Although the preferred embodiments of the present invention have been disclosed for illustrative purposes, they are for specifically explaining the present invention and thus a linear vibration motor according to the present invention is not limited thereto, but those skilled in the art will appreciate that various modifications, additions and substitutions are possible, without departing from the scope and spirit of the invention as disclosed in the accompanying claims.
Accordingly, such modifications, additions and substitutions should also be understood to fall within the scope of the present invention.

Claims

1. A linear vibration motor comprising:

a stator part including a flexible printed circuit board having a coil fixedly coupled to an upper portion thereof;

a vibrator part received in an inner portion of the stator part and including a vibration motor generating independent vibration in a linear direction and a magnet fixedly coupled to an outer peripheral surface of the vibration motor; and

an elastic member having an upper end portion coupled to an upper surface of an inner side of the case and a lower end portion coupled to an upper portion of the vibrator part to thereby elastically support vibration force generated in the vibrator part.

2. The linear vibration motor as set forth in claim 1, wherein the vibrator part further includes an auxiliary FPCB having one end coupled to a lower portion of the vibration motor and the other end coupled to the FPCB to thereby apply external power to the vibration motor.

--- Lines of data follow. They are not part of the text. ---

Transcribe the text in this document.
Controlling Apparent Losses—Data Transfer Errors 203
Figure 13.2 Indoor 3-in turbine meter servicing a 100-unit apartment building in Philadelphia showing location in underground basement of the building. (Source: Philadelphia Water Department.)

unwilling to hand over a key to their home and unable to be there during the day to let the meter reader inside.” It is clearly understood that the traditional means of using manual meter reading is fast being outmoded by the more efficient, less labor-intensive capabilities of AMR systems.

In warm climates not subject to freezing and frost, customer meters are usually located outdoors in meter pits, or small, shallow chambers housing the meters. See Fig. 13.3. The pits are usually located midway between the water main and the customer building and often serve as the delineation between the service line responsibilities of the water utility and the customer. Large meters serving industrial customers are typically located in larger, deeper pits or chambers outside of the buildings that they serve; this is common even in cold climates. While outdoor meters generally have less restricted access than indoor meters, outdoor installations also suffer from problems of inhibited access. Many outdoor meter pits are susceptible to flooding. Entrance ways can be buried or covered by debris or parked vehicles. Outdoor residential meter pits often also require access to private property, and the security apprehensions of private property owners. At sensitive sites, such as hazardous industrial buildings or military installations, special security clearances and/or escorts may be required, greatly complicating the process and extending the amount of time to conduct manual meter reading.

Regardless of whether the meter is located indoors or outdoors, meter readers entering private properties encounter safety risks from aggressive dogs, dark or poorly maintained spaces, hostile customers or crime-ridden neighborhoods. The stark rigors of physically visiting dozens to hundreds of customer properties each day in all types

3. The linear vibration motor as set forth in claim 1, wherein the stator part further includes:

a case computing an inner space in which the vibrator part is received; and

a bracket coupled to a lower portion of the case, and

wherein the FPCB is fixedly coupled to an upper portion of the bracket.

4. The linear vibration motor as set forth in claim 1, wherein the coil has an annular cylindrical shape in which it has an inner diameter larger than an outer diameter of the vibrator part so that the vibrator part is inserted into an inner portion thereof.

5. The linear vibration motor as set forth in claim 1, wherein the stator part further includes a damper coupled to the upper portion of the FPCB so as to face a lower portion of the vibrator part to thereby prevent noise and impact at the time of contact between the vibrator part and the FPCB.

6. The linear vibration motor as set forth in claim 2, wherein the vibration motor is any one of a linear vibration motor, a flat type brush vibration motor, a flat type blushless vibration motor, and a coin type vibration motor.